WASHINGTON (CNS) — Pope Benedict XVI’s decision to resign Feb. 28 “was taken with much grace, courage, wisdom and humility,” said the most recent U.S. ambassador to the Holy See, Miguel Diaz.
Diaz, now the University of Dayton’s professor of faith and culture, told Catholic News Service in a Feb. 11 phone interview that he hopes that in this period before a new pope is elected, the entire church will pray about and discuss the possibilities presented by a change in the top leadership of the Catholic Church.
Diaz recalled fondly his meetings with Pope Benedict while he served as ambassador from August 2009 until last November. A replacement for the post has not yet been named. President Barack Obama and Secretary of State John Kerry both issued statements of appreciation for the pope’s leadership and recalled their meetings with him.
Diaz said he and the pontiff’s shared personal history as theologians who were called to service outside their chosen professions made for a bond between them. That they are both returning to their theological work now feels like another point of commonality, he said.
“I always found him to be very personable,” Diaz said, adding that the two of them also enjoyed switching their conversation among the several languages that they both speak. “And he always responded to my kids.”
The pope’s decision to resign because of weakening health “has put a more human face to the papacy,” Diaz said. “It was a courageous decision to step down.”
In his statement, Obama offered his appreciation and prayers to Pope Benedict. “Michelle and I warmly remember our meeting with the Holy Father in 2009, and I have appreciated our work together over these last four years. The church plays a critical role in the United States and the world, and I wish the best to those who will soon gather to choose (his) successor.”

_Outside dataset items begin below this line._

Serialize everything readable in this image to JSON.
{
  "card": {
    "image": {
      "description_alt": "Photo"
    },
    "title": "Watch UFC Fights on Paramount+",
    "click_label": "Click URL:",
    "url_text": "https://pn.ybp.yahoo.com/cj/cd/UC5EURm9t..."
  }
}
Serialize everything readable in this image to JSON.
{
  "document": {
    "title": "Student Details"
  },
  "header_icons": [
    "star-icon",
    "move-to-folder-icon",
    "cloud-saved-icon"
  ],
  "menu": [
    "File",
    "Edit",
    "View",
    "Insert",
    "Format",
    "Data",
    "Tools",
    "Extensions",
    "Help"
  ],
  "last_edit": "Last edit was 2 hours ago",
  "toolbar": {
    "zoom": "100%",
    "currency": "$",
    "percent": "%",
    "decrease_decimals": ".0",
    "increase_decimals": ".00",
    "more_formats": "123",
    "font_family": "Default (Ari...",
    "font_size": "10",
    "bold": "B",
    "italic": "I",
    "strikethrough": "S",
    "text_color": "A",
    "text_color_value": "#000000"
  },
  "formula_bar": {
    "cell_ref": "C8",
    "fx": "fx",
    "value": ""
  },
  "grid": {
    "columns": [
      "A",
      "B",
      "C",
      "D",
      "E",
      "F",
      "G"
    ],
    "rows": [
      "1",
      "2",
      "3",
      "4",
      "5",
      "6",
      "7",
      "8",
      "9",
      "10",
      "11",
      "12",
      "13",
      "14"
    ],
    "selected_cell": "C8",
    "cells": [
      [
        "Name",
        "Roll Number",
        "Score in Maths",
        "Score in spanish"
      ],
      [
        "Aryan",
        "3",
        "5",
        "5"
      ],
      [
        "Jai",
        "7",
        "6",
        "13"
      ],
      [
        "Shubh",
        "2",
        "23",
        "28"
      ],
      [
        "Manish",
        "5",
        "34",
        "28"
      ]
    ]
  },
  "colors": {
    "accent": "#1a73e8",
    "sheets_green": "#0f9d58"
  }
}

Kerry also offered his prayers for the pope and remembered attending a Mass in Washington five years ago at which Pope Benedict said Americans remain a people of hope and America a land of freedom and opportunity. “He believes, as we do, that the qualities that have made our nation strong can also help make the world freer and more just.”
Diaz said that as the first pope to resign in more than 600 years, Pope Benedict’s action offers a model for other leaders to recognize that it can be acceptable to step down when human limitations become overwhelming.
“If the pope can do that, recognizing the limitations of his body,” Diaz said, then “all kinds of religious leaders” might feel the example opens a door when they begin to recognize limitations in themselves.
While one example of that might be church leaders’ handling of situations such as sexual abuse scandals, Diaz said it’s not the only type of situation that might warrant such a step.
“There will be cases where people say, ‘Look at X, Y or Z,’ and that leader is not competent to lead in that situation,” Diaz said. “This has the potential to prompt reflection for many of us in positions of leadership. We are all in need of grace, none of us is perfect.”
Diaz said that with the return to his role as a theologian, he’s especially excited by the possibilities this moment holds for the church.
“What we need in this moment of grace is to have a national and international conversation about who the next leader should be,” he said. In a time when “every faithful Catholic has had those moments when we contemplate leaving the church, or fear that ‘my kids are going to leave,'” this is a moment when Catholicism’s leaders should discuss how to meet such challenges, he said.
With the pope’s resignation coming in Lent, a time of fasting, prayer and reflection, Diaz said he hopes to encourage and participate in dialogue that leads to transformation, just as Lent in the liturgical tradition “leads to resurrection, transformation and change.”
Diaz noted that of course “we don’t have a vote” in who is elected pope, but that people at all levels of the church can pray and offer guidance to those who do vote, encouraging them to consider who can best tackle the complex issues that lie ahead for the church.
“We don’t know if the cardinals are going to have this conversation, but they should,” he said.
Reminded that Obama has not yet named a replacement for him as ambassador, Diaz observed that the changing situation in the Vatican does make him a little wistful about the job he left.
“If the president wanted to send me back, I might not be reluctant,” he said, adding, “I am at the service of my nation and my church, both of which I love.”